For me, it was the dreading of the sunset every day. I would sit and stare out the windows, begging the sun to stay high in the sky, and would cry as I watched it slip below the horizon. In the dark I felt alone. I knew I wasn’t, but boy did I feel like I was!

The sounds of a baby crying would irritate me and make me feel helpless to help them. I felt like I was doing everything wrong, like I wasn’t good enough, or the right person for this job. I wanted people around me, but I wanted to be alone. Silence bothered me, but noise irritated me as well.

You can’t explain it and that just frustrates you even more. Searching for words to describe your feelings and thoughts during PPD can be as frustrating as the symptoms themselves. Yep, I’ve been there. I’m still there!

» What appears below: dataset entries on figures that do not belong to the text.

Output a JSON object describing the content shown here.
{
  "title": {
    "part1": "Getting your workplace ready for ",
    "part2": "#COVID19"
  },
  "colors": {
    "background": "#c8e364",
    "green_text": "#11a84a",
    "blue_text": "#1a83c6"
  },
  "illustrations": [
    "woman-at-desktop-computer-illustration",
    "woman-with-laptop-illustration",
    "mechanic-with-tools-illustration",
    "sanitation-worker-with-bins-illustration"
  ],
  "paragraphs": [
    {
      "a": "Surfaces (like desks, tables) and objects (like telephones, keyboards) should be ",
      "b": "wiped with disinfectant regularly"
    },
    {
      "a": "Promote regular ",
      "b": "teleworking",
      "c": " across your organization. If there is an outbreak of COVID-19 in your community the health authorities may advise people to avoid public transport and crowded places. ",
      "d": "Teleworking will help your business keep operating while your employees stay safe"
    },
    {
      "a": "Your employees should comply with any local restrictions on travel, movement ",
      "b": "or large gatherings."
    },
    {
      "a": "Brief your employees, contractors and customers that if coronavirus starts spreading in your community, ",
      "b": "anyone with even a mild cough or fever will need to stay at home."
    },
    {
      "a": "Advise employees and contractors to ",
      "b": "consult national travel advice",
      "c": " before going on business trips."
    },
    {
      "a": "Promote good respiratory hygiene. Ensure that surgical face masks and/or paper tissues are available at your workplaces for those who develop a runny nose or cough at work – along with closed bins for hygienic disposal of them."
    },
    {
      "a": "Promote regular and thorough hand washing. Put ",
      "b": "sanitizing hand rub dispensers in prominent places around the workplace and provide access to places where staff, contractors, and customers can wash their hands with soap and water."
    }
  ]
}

Don’t ever be ashamed if you did, or do, suffer from PPD! Never! Don’t be afraid to talk to a doctor and take medication to help you through the process, either! When you know you are not alone, and when you know someone else out there truly understands what you cannot explain, things don’t seem quite as heavy as before.

I see you. Single, married, surrounded with support, or alone. I feel your struggle, and I understand. Oh, how I understand! When we go through these times, although it is so hard to do, go with what you KNOW… not what you feel. You may feel worthless, hopeless, and at the end of the rope. You are not! Let me tell you what you ARE:

Strong: you may be struggling, and feel weak, but you are making it through each day and will continue to do so! You are superwoman! You are battling hormones and stresses that others cannot see or feel, and you are rocking it!

Worth your weight in GOLD: Women who are faced with PPD find in themselves an ability to carry themselves, their children, and other family members through it all! Laundry, dishes, housework, homework, baths, showers, just taking a breath and staring out the window! Every ounce of strength you have makes you that much more valuable!

And finally, you are going to be okay. No, you may not feel like it. I didn’t feel like it! I dreaded each day, each visitor, each change, and even the things that stayed the same! But here I am now! There is a light at the end of the PPD tunnel, I promise you!!

Some tunnels are longer than others, and some people will come out sooner than others will. But I am a witness to victory over the silent killer, the ever-present monster that is Postpartum Depression. Not everyone will understand. Cling to those who do! Reach out to someone you know who has been there and made it through. Listen to the testimonies of those who were where you are now. You’ve got this, Mama. I believe in you, just like so many believed in me.